Popularized in India by Persians, Kalamkari or Qalamkari is the art of hand-painting or block-printing of cotton textiles. The name Qalamkari has originated in Persia, which literally means drawing with a pen as qalam means pen and kari means craftsmanship.
Process of Kalamkari
These intricate patterns are created using only natural dyes. The cotton fabric to be used is soaked in astringent and buffalo milk and is then sun-dried. Cow dung is used for natural bleaching. Fresh cow dung is mixed with water in a mud pot and the clothes are mixed in it nicely so that each and every corner of the cloth absorbs the cow dung mixture solution. It is then squeezed loosely and kept it on the floor overnight.

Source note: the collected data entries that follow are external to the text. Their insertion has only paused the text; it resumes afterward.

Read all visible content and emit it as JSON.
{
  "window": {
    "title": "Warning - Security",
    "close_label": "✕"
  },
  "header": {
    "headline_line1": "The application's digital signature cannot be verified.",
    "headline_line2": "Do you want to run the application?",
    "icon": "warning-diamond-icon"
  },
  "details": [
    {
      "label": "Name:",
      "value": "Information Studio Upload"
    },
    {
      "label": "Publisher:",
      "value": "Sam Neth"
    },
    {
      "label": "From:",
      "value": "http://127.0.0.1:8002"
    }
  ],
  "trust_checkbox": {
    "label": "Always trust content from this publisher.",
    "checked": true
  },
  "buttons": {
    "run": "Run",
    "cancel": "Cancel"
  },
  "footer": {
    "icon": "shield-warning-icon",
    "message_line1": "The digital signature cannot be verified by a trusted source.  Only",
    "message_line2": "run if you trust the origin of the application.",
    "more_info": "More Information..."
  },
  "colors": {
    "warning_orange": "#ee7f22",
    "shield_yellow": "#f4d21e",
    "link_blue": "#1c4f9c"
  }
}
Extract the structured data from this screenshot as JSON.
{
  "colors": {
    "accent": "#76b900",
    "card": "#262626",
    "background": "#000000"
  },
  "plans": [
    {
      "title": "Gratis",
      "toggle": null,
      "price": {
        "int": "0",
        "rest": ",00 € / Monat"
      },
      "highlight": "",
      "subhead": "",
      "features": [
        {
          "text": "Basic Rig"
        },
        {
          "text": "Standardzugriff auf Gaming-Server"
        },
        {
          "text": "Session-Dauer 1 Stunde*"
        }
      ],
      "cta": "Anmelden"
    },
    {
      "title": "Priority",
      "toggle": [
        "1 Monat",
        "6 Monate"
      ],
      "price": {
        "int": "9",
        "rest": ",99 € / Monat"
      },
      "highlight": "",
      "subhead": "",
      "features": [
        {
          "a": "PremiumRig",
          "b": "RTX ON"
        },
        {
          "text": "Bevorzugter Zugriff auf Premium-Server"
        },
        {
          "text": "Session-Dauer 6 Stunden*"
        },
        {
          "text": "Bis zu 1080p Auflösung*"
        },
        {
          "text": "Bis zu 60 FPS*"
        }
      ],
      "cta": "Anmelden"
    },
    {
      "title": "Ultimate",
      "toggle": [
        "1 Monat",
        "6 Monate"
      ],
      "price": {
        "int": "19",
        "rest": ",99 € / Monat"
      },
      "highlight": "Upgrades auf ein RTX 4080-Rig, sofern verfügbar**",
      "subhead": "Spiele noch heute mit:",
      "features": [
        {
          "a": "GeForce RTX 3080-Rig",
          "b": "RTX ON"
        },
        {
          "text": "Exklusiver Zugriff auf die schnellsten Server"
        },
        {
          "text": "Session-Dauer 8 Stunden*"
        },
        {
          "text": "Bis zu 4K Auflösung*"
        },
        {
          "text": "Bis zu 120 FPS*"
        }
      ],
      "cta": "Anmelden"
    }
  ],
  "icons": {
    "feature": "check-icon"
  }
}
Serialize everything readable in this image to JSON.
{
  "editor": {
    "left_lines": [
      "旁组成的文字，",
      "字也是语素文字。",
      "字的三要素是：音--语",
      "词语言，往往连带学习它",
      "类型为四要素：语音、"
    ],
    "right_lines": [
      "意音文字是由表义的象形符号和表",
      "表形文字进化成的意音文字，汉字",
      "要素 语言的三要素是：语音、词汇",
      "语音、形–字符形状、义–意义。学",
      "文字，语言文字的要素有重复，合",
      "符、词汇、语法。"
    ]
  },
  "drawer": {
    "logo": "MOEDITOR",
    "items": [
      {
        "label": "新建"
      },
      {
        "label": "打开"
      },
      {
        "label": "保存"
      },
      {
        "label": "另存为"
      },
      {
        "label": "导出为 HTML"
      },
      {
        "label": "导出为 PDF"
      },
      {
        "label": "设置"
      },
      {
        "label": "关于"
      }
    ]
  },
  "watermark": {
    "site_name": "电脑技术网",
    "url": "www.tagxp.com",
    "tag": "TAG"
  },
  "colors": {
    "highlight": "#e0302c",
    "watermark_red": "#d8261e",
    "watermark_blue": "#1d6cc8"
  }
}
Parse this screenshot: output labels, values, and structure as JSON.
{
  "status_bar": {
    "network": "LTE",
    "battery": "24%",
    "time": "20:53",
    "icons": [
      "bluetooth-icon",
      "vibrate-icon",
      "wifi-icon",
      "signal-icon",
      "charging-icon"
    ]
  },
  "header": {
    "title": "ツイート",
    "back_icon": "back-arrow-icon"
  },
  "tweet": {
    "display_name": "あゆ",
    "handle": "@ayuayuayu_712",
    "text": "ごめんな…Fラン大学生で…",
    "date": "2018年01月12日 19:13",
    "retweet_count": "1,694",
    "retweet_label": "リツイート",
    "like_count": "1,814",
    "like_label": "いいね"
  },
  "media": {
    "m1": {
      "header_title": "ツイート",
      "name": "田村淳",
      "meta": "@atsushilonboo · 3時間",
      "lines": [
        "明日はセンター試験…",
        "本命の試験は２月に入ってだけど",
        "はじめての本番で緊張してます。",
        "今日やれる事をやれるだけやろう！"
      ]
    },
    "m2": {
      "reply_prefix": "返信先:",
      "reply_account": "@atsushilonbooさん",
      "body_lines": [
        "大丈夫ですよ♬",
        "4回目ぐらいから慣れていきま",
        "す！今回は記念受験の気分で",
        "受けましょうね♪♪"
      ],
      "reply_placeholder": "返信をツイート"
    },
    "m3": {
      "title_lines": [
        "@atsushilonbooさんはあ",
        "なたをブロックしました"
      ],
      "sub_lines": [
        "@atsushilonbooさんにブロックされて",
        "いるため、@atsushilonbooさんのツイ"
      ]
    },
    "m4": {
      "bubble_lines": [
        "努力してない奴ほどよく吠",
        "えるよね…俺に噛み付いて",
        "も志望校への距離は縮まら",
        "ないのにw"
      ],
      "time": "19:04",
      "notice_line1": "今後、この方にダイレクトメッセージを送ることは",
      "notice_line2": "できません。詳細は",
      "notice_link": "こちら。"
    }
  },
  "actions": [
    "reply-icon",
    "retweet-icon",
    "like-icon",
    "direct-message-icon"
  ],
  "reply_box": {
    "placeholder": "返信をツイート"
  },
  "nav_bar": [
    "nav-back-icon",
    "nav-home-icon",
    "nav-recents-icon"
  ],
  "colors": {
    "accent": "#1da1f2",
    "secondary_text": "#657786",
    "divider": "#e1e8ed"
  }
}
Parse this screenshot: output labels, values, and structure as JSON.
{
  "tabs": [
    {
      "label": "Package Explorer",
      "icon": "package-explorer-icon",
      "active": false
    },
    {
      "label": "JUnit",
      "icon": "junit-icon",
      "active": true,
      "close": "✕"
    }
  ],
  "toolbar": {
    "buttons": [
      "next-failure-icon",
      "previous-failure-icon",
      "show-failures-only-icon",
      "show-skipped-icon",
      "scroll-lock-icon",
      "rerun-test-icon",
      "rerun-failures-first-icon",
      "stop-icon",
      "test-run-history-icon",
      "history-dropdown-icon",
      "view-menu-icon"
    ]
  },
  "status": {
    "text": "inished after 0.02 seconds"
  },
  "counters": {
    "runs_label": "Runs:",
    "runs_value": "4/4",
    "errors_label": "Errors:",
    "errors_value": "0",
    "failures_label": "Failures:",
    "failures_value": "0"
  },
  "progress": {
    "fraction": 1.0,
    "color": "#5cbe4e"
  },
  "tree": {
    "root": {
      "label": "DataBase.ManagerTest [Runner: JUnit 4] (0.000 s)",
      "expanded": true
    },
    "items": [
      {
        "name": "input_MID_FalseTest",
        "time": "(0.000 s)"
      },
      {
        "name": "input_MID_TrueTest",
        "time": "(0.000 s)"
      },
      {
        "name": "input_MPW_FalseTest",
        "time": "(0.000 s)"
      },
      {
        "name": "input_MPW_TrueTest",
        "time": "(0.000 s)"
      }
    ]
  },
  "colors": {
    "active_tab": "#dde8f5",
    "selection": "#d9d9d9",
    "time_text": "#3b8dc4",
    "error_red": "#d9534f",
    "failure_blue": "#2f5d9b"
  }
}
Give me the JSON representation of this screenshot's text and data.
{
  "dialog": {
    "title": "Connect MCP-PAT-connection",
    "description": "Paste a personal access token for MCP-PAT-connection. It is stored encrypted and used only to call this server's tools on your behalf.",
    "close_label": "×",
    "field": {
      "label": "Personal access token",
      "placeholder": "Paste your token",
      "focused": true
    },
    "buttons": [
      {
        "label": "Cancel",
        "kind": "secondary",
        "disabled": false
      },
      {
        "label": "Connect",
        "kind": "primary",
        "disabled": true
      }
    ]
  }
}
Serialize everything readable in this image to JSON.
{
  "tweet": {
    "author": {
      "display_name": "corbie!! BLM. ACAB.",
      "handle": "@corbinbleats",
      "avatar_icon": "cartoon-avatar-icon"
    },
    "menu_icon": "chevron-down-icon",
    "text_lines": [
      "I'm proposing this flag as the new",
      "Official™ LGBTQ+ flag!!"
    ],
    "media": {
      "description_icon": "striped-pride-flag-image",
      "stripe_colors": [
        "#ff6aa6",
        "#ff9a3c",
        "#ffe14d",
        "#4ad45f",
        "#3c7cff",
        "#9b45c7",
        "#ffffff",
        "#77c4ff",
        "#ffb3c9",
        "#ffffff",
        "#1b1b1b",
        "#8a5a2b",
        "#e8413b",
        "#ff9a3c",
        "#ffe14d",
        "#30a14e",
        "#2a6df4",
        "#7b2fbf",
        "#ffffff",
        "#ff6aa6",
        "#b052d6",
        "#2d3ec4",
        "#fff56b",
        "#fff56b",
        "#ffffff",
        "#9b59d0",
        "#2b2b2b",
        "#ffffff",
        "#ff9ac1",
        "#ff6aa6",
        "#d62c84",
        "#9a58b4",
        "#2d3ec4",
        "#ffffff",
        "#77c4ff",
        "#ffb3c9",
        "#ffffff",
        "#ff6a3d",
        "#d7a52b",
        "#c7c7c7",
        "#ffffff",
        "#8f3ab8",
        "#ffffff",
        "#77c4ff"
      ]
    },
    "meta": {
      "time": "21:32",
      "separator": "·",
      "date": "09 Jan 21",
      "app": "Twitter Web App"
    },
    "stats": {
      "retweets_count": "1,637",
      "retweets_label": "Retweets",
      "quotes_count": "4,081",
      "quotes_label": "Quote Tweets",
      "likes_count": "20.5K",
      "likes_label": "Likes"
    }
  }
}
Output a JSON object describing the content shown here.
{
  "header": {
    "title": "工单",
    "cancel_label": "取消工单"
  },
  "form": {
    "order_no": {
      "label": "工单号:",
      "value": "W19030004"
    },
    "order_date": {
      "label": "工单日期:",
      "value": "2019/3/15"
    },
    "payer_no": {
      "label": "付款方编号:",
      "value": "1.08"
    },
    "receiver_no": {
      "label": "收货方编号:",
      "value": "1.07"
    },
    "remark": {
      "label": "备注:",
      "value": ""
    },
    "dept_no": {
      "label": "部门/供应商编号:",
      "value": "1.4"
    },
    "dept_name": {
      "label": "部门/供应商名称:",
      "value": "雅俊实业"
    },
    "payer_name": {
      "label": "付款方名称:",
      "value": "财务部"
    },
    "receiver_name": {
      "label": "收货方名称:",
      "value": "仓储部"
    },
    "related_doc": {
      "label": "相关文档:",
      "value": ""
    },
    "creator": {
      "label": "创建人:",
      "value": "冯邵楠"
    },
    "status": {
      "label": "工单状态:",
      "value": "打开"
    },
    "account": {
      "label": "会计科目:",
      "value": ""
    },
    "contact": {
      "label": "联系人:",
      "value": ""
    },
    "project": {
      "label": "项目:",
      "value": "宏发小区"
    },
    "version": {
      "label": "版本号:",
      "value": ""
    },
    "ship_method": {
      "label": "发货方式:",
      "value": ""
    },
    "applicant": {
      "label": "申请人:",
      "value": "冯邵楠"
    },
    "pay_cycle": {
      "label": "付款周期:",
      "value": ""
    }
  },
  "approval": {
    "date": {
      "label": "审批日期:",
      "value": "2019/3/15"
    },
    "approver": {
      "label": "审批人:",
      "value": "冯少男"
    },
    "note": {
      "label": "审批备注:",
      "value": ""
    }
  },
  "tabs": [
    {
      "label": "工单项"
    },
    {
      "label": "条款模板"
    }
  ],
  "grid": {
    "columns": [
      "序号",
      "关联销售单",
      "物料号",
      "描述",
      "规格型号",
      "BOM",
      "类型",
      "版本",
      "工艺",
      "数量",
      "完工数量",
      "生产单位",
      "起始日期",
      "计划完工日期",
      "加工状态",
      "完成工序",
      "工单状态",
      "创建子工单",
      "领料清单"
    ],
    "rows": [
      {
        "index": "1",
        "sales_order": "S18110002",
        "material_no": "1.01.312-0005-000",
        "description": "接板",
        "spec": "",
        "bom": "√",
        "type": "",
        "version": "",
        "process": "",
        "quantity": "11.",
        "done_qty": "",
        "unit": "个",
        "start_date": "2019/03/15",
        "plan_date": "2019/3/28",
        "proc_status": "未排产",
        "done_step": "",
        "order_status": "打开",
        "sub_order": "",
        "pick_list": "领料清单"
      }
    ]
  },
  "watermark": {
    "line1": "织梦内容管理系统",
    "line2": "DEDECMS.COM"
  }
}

Next day early morning, these pieces are taken to the pond and each piece is beaten on a stone while washing. After that the pieces are spread on grass and water is sprayed on the cloth with some interval till afternoon. If there is sufficient water in a pond with fungal leaves floating then the cloth can even be spread on the fungal leaves for drying. In the evening, all the cloth pieces are collected from the pond, and the cloth is kept on the sand for the night. The next morning again the beating and spreading process is repeated and after drying the cloth is ready for myrabalam process.
Myrabalam process: Myrabalam seeds are powdered and soaked in water for one day.
The ready cloth pieces are dipped one by one in the juice extracted.
This process has to be done carefully so that all the threads of the cloth absorb the juice evenly and are squeezed properly and then dried in sun.
Printing process: Printing is done by using wooden blocks and vegetable colors made by using a mordant name Alum and black color from iron jaggery and saltwater.
Washing: The printed cloth is washed in flowing water in a big pond.
The canal must have sand underneath the water. If not then the print will get smudged and the damage cannot be controlled.
Canal washing needs a rope to hang the cloth pieces in water otherwise the cloth will float away with the flowing water.
Boiling: The cloth is now boiled in a copper vessel using leaves, barks, and dry flowers, etc
Starch applying: Rice starch is applied for getting stiffness for the second printing.
Second color printing/painting: The second color pinks, yellows, greens, and blues are printed in this process.